Le jour où Paul Weller a envoyé Sid Vicious à l'hôpital : « Il a commencé et j'ai fini »

Le jour où Paul Weller a envoyé Sid Vicious à l'hôpital : « Il a commencé et j'ai fini »

Les Sex Pistols ont avoué au chanteur de The Jam avoir volé la ligne de basse de « In The City » après lui avoir donné un coup de tête.

À la fin des années 1970, la scène britannique bouillonne. Entre l’explosion du punk rock, l’héritage Mod et la colère sociale d’une jeunesse désabusée, deux groupes symbolisent cette révolution musicale : The Jam et Sex Pistols. Et au milieu de cette époque électrique, une altercation devenue légendaire oppose deux figures emblématiques : Paul Weller et Sid Vicious.

“In The City”, l’hymne d’une jeunesse qui veut fuir la banlieue

À seulement 18 ans, Paul Weller écrit « In The City », un morceau qui deviendra rapidement l’un des hymnes de la jeunesse ouvrière londonienne. Inspiré par sa propre vie à Woking, à une trentaine de kilomètres de Londres, le chanteur décrit alors ce besoin vital d’évasion.

« Une chanson sur le besoin de s'évader, de fuir la banlieue. »

Fils d’un chauffeur de taxi et d’une femme de ménage, Paul Weller rêve de la capitale britannique, de ses clubs, de ses concerts et de son agitation culturelle.

« Pour nous, la ville était le centre de tout : les boîtes de nuit, la musique, les concerts. C'était un rêve de banlieue. »

Avec Rick Buckler et Bruce Foxton, il forme The Jam, un power trio mêlant l’esthétique Mod, les guitares nerveuses à la The Beatles et l’énergie brute du punk.

Sorti le 29 avril 1977, « In The City » entre dans le Top 40 britannique et lance définitivement la carrière du groupe. Quelques années plus tard, The Jam enchaîne les succès avec « Eton Rifles » puis « Going Underground », numéro un des charts en mars 1980.

Quand les Sex Pistols s’inspirent de The Jam

Quelques mois après la sortie de « In The City », les Sex Pistols dévoilent « Holidays in the Sun », quatrième single de leur album culte Never Mind the Bollocks: Here's the Sex Pistols.

Très vite, certains remarquent une ressemblance troublante entre les deux morceaux, notamment dans la ligne de basse d’introduction. Une inspiration assumée plus tard par Glen Matlock, bassiste originel des Sex Pistols.

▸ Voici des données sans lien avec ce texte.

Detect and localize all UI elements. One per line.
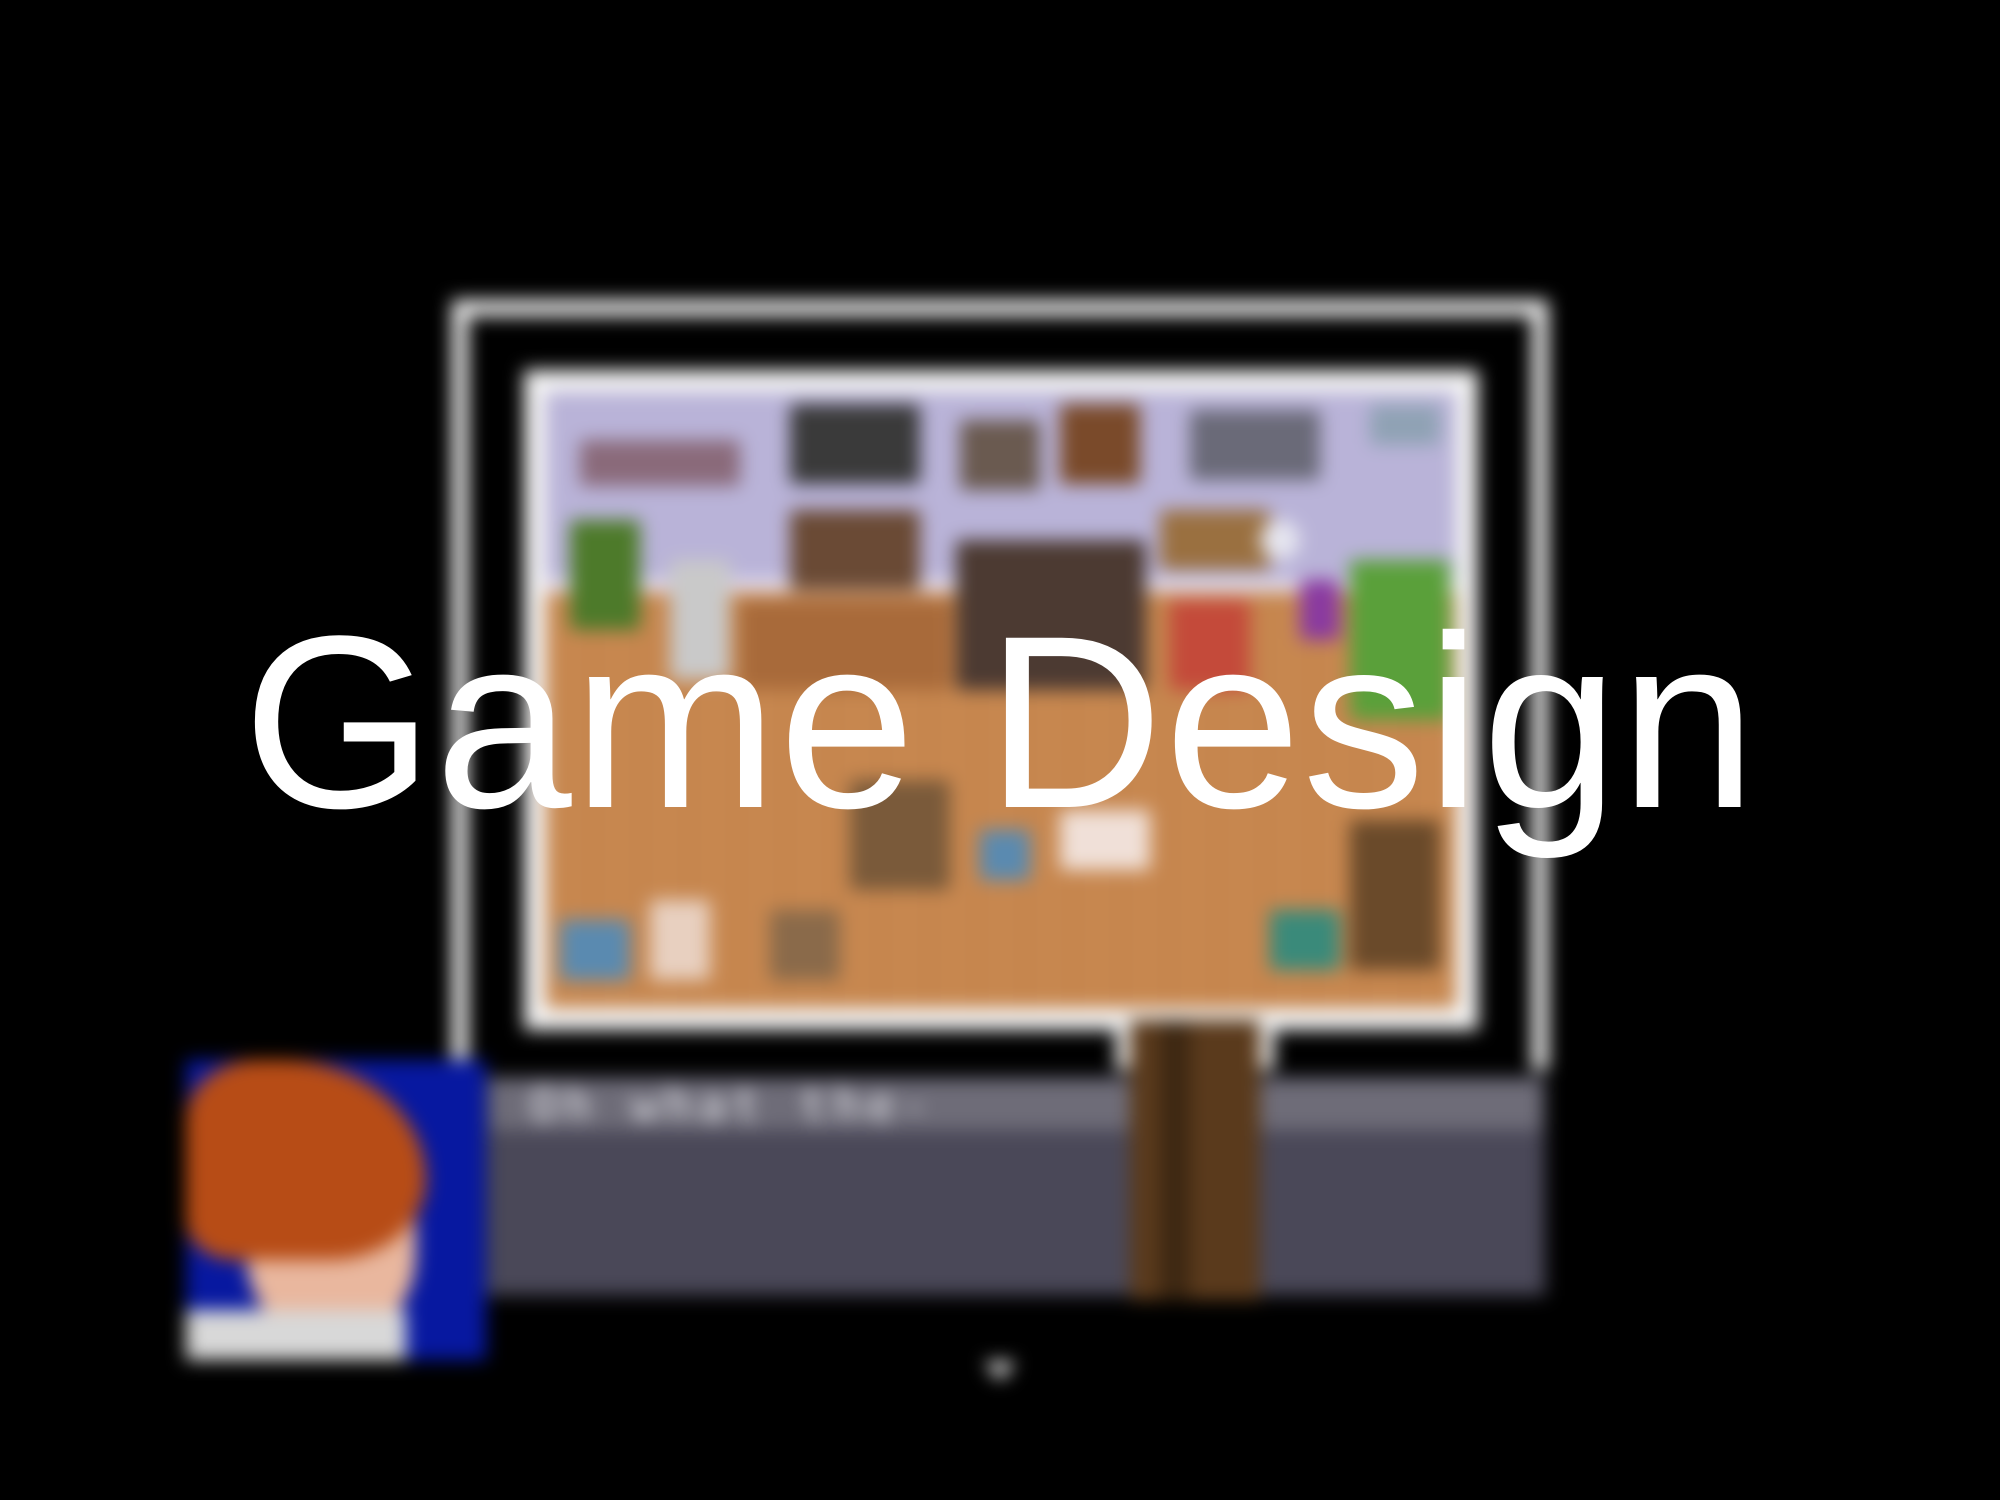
- wall-ornament: [960, 420, 1040, 490]
- wall-blades: [1190, 410, 1320, 480]
- doorway-shadow: [1160, 1020, 1190, 1300]
- weapon-rack: [790, 404, 920, 484]
- basket: [770, 910, 840, 980]
- lamp: [1260, 520, 1300, 560]
- dialogue-text: Oh what the-: [530, 1078, 935, 1132]
- bookcase: [790, 510, 920, 590]
- down-triangle-icon[interactable]: [984, 1362, 1016, 1380]
- floor-gem: [1270, 910, 1340, 970]
- headline-title: Game Design: [242, 585, 1758, 860]
- floor-boots: [560, 920, 630, 980]
- door-post-right: [1258, 1010, 1274, 1070]
- character-portrait: [186, 1060, 486, 1360]
- doorway-path: [1130, 1020, 1260, 1300]
- floor-book: [650, 900, 710, 980]
- wall-shelf-left: [580, 440, 740, 486]
- portrait-hair: [186, 1060, 426, 1260]
- small-shelf: [1160, 510, 1270, 570]
- wall-trinket: [1370, 405, 1440, 445]
- wall-torches: [1060, 404, 1140, 484]
- portrait-shirt: [186, 1310, 406, 1360]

« Holidays in the Sun est une réinterprétation d'In the City. »

À l’époque, les emprunts musicaux sont fréquents dans la scène punk londonienne. Mais c’est surtout la manière dont Sid Vicious aurait abordé Paul Weller qui va transformer cette anecdote musicale en véritable bagarre de légende.

La bagarre qui s’est terminée à l’hôpital

L’incident éclate au célèbre Speakeasy Club de Marlborough Street à Londres. Selon plusieurs témoignages, Sid Vicious se serait moqué de Paul Weller au sujet des similitudes entre les chansons.

L’histoire dégénère rapidement.

D’après Glen Matlock, le bassiste des Sex Pistols aurait provoqué le leader de The Jam jusqu’à ce que celui-ci perde patience et le mette KO.

« Sid Vicious le lui a dit en face. Ils se sont rencontrés dans une boîte de nuit à Londres et il a commencé à se moquer de lui. Paul l'a mal pris et l'a mis KO. Sid a fini à l'hôpital pour la nuit. »

Des années plus tard, Paul Weller a lui-même confirmé l’altercation.

« Il m'a agressé et je me suis défendu. Je me fichais qu'ils me copient — on s'inspire tous les uns des autres, après tout — mais il m'a donné un coup de tête. »

Le chanteur reconnaît ne pas être fier de cette histoire, mais assume totalement la façon dont les événements se sont déroulés.

« Je n'en suis pas fier, mais c'est comme ça que ça s'est passé. C'est lui qui a commencé, c'est moi qui ai fini. »

Ironie de l’histoire : ce soir-là, ce n’est pas Sid Vicious qui est expulsé du club… mais bien Paul Weller.

Deux visions du punk britannique

Cette altercation symbolise aussi le fossé entre deux approches du rock britannique de l’époque. D’un côté, les Sex Pistols, incarnation du chaos et de la provocation permanente. De l’autre, The Jam, plus mélodique, influencé par la soul, le R&B et la culture Mod.

Mais malgré leurs différences, ces deux groupes ont contribué à définir l’identité musicale de la fin des années 1970 au Royaume-Uni. Et cette fameuse bagarre entre Paul Weller et Sid Vicious reste aujourd’hui encore l’une des anecdotes les plus célèbres de l’histoire du punk rock britannique.